Rewards for Information on Cyberattacks Paying Off Already?

On July 15, 2021, the U.S. State Department announced that up to $10 million rewards would be provided to informants with information concerning cyberattacks sponsored by or on behalf of foreign governments.  Details of the program can be found here and here.   Notably, today, the White House has announced that the United States and its allies have determined that the Chinese government has utilized contract criminal hackers in cybersecurity hacking involving zero day vulnerabilities in Microsoft’s Exchange Server.  The Biden Administration notes generally that:

[United States Department of Justice] imposing costs and announcing criminal charges against four MSS [PRC Ministry of State Security] hackers.

The US Department of Justice is announcing criminal charges against four MSS hackers addressing activities concerning a multiyear campaign targeting foreign governments and entities in key sectors, including maritime, aviation, defense, education, and healthcare in a least a dozen countries. DOJ documents outline how MSS hackers pursued the theft of Ebola virus vaccine research and demonstrate that the PRC’s theft of intellectual property, trade secrets, and confidential business information extends to critical public health information. Much of the MSS activity alleged in the Department of Justice’s charges stands in stark contrast to the PRC’s bilateral and multilateral commitments to refrain from engaging in cyber-enabled theft of intellectual property for commercial advantage.

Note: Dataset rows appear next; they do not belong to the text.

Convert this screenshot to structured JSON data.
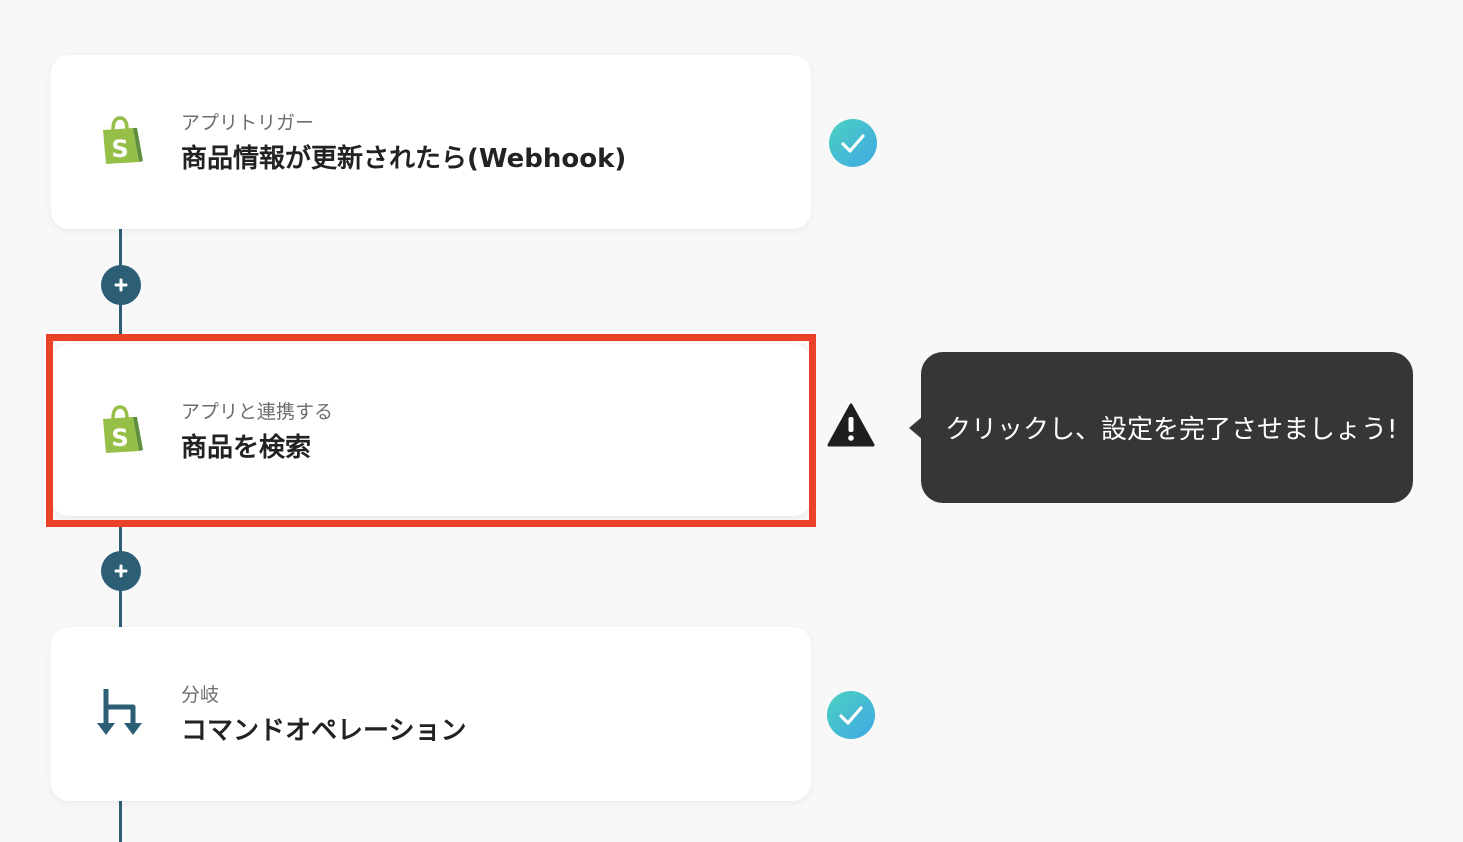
{
  "steps": [
    {
      "subtitle": "アプリトリガー",
      "title": "商品情報が更新されたら(Webhook)",
      "icon": "shopify-icon",
      "status": "complete"
    },
    {
      "subtitle": "アプリと連携する",
      "title": "商品を検索",
      "icon": "shopify-icon",
      "status": "warning",
      "highlighted": true
    },
    {
      "subtitle": "分岐",
      "title": "コマンドオペレーション",
      "icon": "branch-icon",
      "status": "complete"
    }
  ],
  "tooltip": {
    "text": "クリックし、設定を完了させましょう!"
  },
  "colors": {
    "connector": "#2c5e75",
    "highlight": "#ea4228",
    "shopify_green": "#95bf47",
    "shopify_dark": "#5e8e3e",
    "check_gradient_start": "#4cd1c0",
    "check_gradient_end": "#3fa8e4",
    "tooltip_bg": "#363636",
    "background": "#f8f8f8"
  }
}
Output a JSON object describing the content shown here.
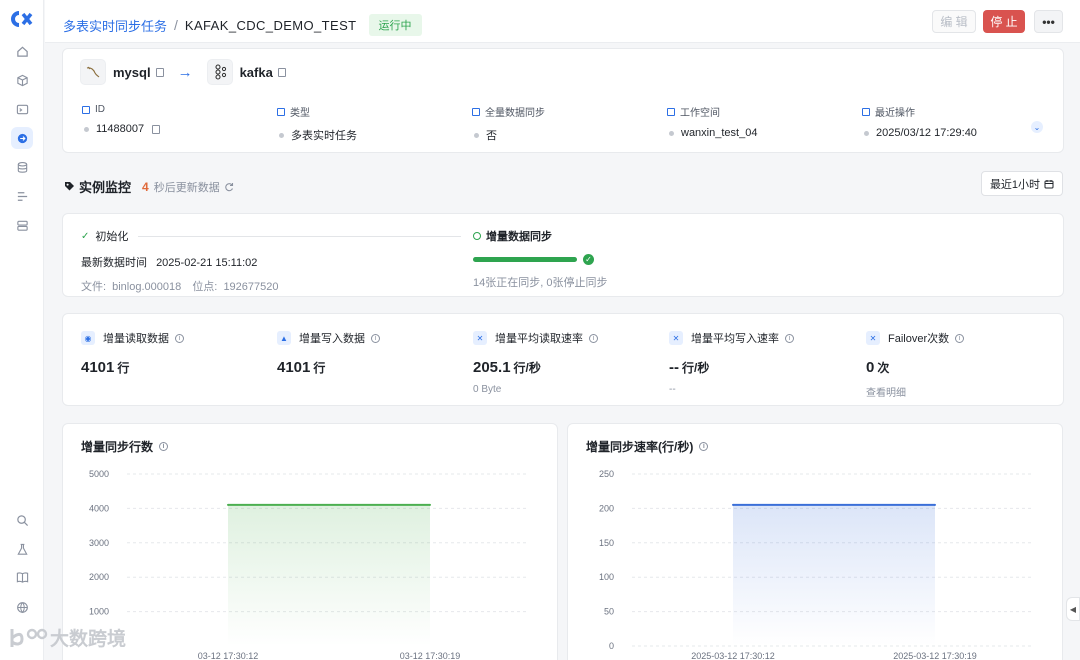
{
  "breadcrumb": {
    "parent": "多表实时同步任务",
    "separator": "/",
    "current": "KAFAK_CDC_DEMO_TEST",
    "status": "运行中"
  },
  "actions": {
    "edit": "编 辑",
    "stop": "停 止",
    "more": "•••"
  },
  "sidebar": {
    "nav_icons": [
      "home-icon",
      "cube-icon",
      "terminal-icon",
      "sync-icon",
      "database-icon",
      "list-icon",
      "storage-icon"
    ],
    "bottom_icons": [
      "search-icon",
      "flask-icon",
      "book-icon",
      "globe-icon"
    ]
  },
  "connection": {
    "source": "mysql",
    "target": "kafka"
  },
  "meta": [
    {
      "label": "ID",
      "value": "11488007"
    },
    {
      "label": "类型",
      "value": "多表实时任务"
    },
    {
      "label": "全量数据同步",
      "value": "否"
    },
    {
      "label": "工作空间",
      "value": "wanxin_test_04"
    },
    {
      "label": "最近操作",
      "value": "2025/03/12 17:29:40"
    }
  ],
  "monitor": {
    "title": "实例监控",
    "countdown": "4",
    "refresh_text": "秒后更新数据",
    "range_button": "最近1小时"
  },
  "stages": {
    "init": {
      "title": "初始化",
      "latest_label": "最新数据时间",
      "latest_time": "2025-02-21 15:11:02",
      "file_label": "文件:",
      "file": "binlog.000018",
      "pos_label": "位点:",
      "pos": "192677520"
    },
    "incr": {
      "title": "增量数据同步",
      "progress": 1.0,
      "summary": "14张正在同步, 0张停止同步"
    }
  },
  "metrics": [
    {
      "label": "增量读取数据",
      "value": "4101",
      "unit": "行",
      "sub": ""
    },
    {
      "label": "增量写入数据",
      "value": "4101",
      "unit": "行",
      "sub": ""
    },
    {
      "label": "增量平均读取速率",
      "value": "205.1",
      "unit": "行/秒",
      "sub": "0 Byte"
    },
    {
      "label": "增量平均写入速率",
      "value": "--",
      "unit": "行/秒",
      "sub": "--"
    },
    {
      "label": "Failover次数",
      "value": "0",
      "unit": "次",
      "sub": "查看明细"
    }
  ],
  "chart_data": [
    {
      "type": "area",
      "title": "增量同步行数",
      "x": [
        "03-12 17:30:12",
        "03-12 17:30:19"
      ],
      "y_ticks": [
        1000,
        2000,
        3000,
        4000,
        5000
      ],
      "ylim": [
        0,
        5000
      ],
      "series": [
        {
          "values": [
            4101,
            4101
          ]
        }
      ],
      "color": "#4caf50"
    },
    {
      "type": "area",
      "title": "增量同步速率(行/秒)",
      "x": [
        "2025-03-12 17:30:12",
        "2025-03-12 17:30:19"
      ],
      "y_ticks": [
        0,
        50,
        100,
        150,
        200,
        250
      ],
      "ylim": [
        0,
        250
      ],
      "series": [
        {
          "values": [
            205.1,
            205.1
          ]
        }
      ],
      "color": "#3b6fd8"
    }
  ],
  "watermark": "大数跨境"
}
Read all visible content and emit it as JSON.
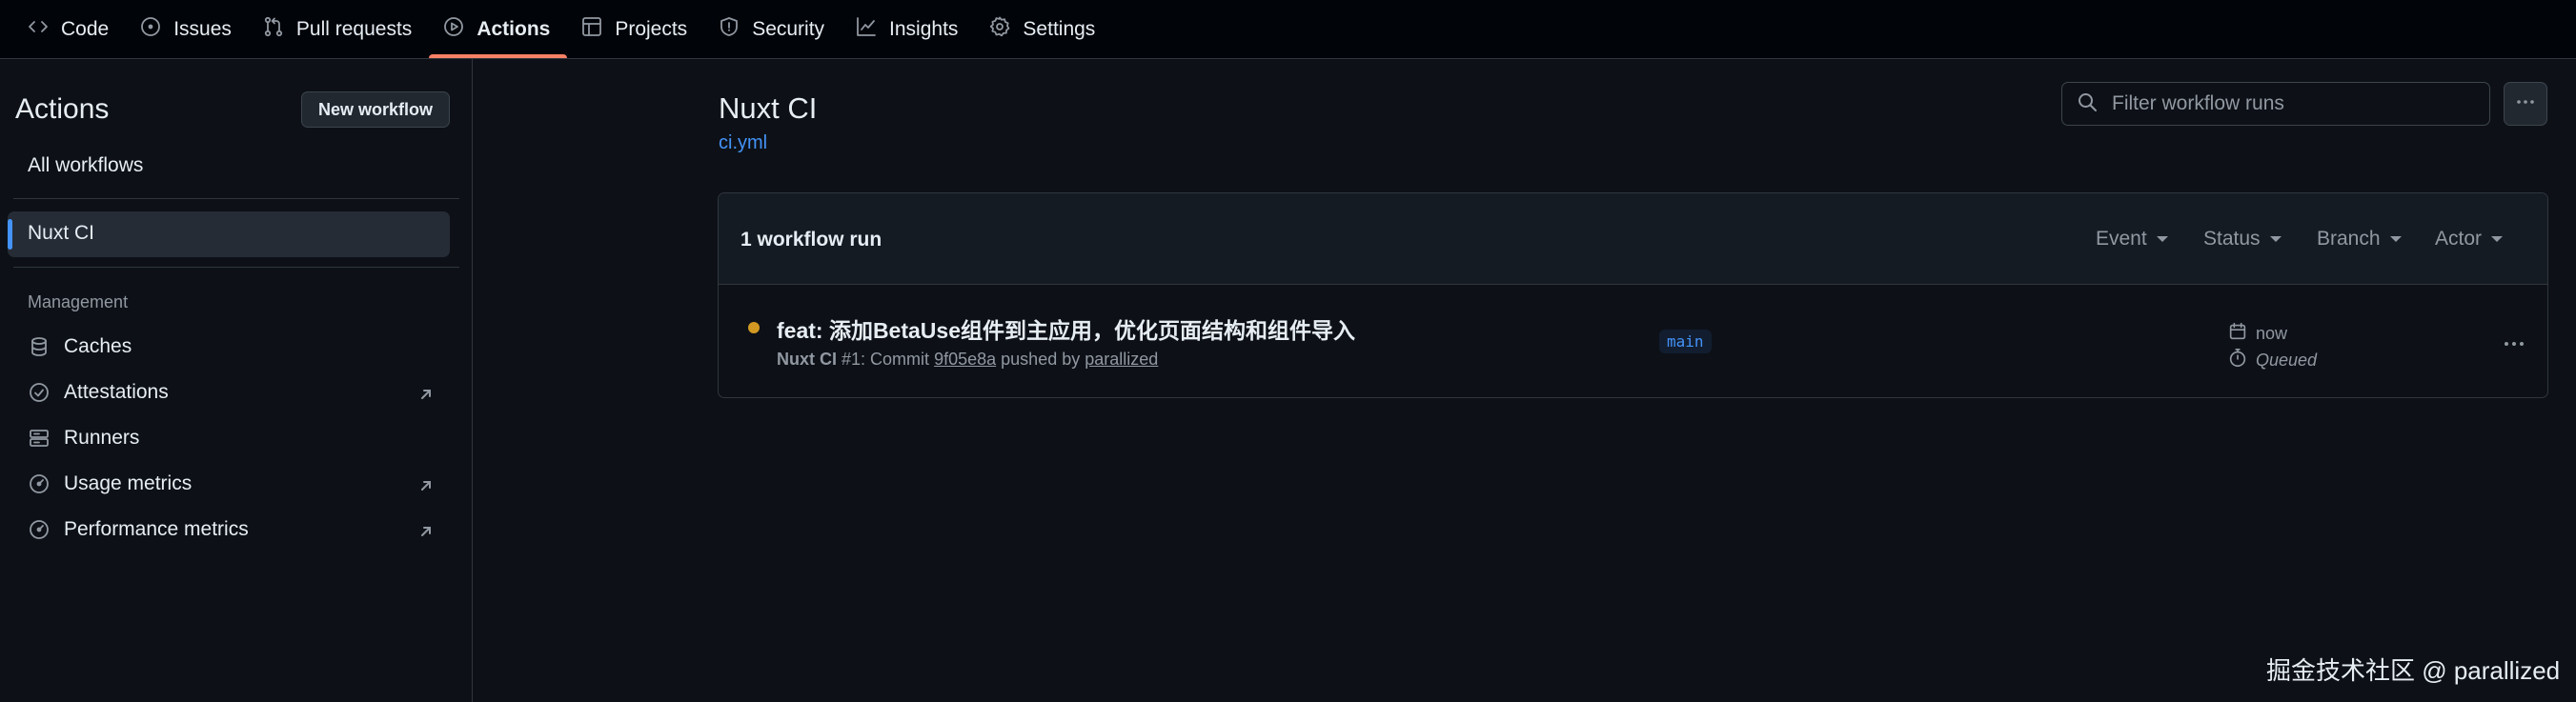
{
  "repo_nav": {
    "tabs": [
      {
        "label": "Code",
        "icon": "code-icon"
      },
      {
        "label": "Issues",
        "icon": "issue-opened-icon"
      },
      {
        "label": "Pull requests",
        "icon": "git-pull-request-icon"
      },
      {
        "label": "Actions",
        "icon": "play-icon",
        "active": true
      },
      {
        "label": "Projects",
        "icon": "table-icon"
      },
      {
        "label": "Security",
        "icon": "shield-icon"
      },
      {
        "label": "Insights",
        "icon": "graph-icon"
      },
      {
        "label": "Settings",
        "icon": "gear-icon"
      }
    ]
  },
  "sidebar": {
    "title": "Actions",
    "new_workflow_label": "New workflow",
    "all_workflows_label": "All workflows",
    "workflows": [
      {
        "label": "Nuxt CI",
        "selected": true
      }
    ],
    "management_heading": "Management",
    "management_items": [
      {
        "label": "Caches",
        "icon": "database-icon",
        "external": false
      },
      {
        "label": "Attestations",
        "icon": "verified-icon",
        "external": true
      },
      {
        "label": "Runners",
        "icon": "server-icon",
        "external": false
      },
      {
        "label": "Usage metrics",
        "icon": "meter-icon",
        "external": true
      },
      {
        "label": "Performance metrics",
        "icon": "meter-icon",
        "external": true
      }
    ]
  },
  "main": {
    "workflow_title": "Nuxt CI",
    "workflow_file": "ci.yml",
    "filter_placeholder": "Filter workflow runs",
    "runs_count_label": "1 workflow run",
    "filters": [
      "Event",
      "Status",
      "Branch",
      "Actor"
    ],
    "runs": [
      {
        "title": "feat: 添加BetaUse组件到主应用，优化页面结构和组件导入",
        "workflow": "Nuxt CI",
        "run_number": "#1",
        "meta_commit_prefix": ": Commit",
        "commit": "9f05e8a",
        "pushed_by_text": "pushed by",
        "actor": "parallized",
        "branch": "main",
        "when": "now",
        "status": "Queued",
        "status_color": "#d29922"
      }
    ]
  },
  "watermark": "掘金技术社区 @ parallized",
  "colors": {
    "accent": "#4493f8",
    "active_tab_underline": "#f78166",
    "queued": "#d29922",
    "background": "#0d1117"
  }
}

The Biden Administration notes that it “working around the clock” to address cybersecurity issues.  Here are some of the measures the Administration is taking:

  • The Administration has funded five cybersecurity modernization efforts across the Federal government to modernize network defenses to meet the threat. These include state-of-the-art endpoint security, improving logging practices, moving to a secure cloud environment, upgrading security operations centers, and deploying multi-factor authentication and encryption technologies.
  • The Administration is implementing President Biden’s Executive Order to improve the nation’s cybersecurity and protect Federal government networks. The E.O. contains aggressive but achievable implementation milestones, and to date we have met every milestone on time including:

      • The National Institute of Standards and Technology (NIST) convened a workshop with almost 1000 participants from industry, academia, and government to obtain input on best practices for building secure software.
      • NIST issued guidelines for the minimum standards that should be used by vendors to test the security of their software. This shows how we are leveraging federal procurement to improve the security of software not only used by the federal government but also used by companies, state and local governments, and individuals. 
      • The National Telecommunications and Information Administration (NTIA) published minimum elements for a Software Bill of Materials, as a first step to improve transparency of software used by the American public.  
      • The Cybersecurity and Infrastructure Security Agency (CISA) established a framework to govern how Federal civilian agencies can securely use cloud services.
  • We continue to work closely with the private sector to address cybersecurity vulnerabilities of critical infrastructure. The Administration announced an Industrial Control System Cybersecurity Initiative in April and launched the Electricity Subsector Action Plan as a pilot. Under this pilot, we have already seen over 145 of 255 priority electricity entities that service over 76 million American customers adopt ICS cybersecurity monitoring technologies to date, and that number keeps growing. The Electricity Subsector pilot will be followed by similar pilots for pipelines, water, and chemical.
  • The Transportation Security Administration (TSA) issued Security Directive 1 to require critical pipeline owners and operators to adhere to cybersecurity standards. Under this directive, those owners and operators are required to report confirmed and potential cybersecurity incidents to CISA and to designate a Cybersecurity Coordinator, to be available 24 hours a day, seven days a week. The directive also requires critical pipeline owners and operators to review their current practices as well as to identify any gaps and related remediation measures to address cyber-related risks and report the results to TSA and CISA within 30 days. In days to come, TSA will issue Security Directive 2 to further support the pipeline industry in enhancing its cybersecurity and that strengthen the public-private partnership so critical to the cybersecurity of our homeland.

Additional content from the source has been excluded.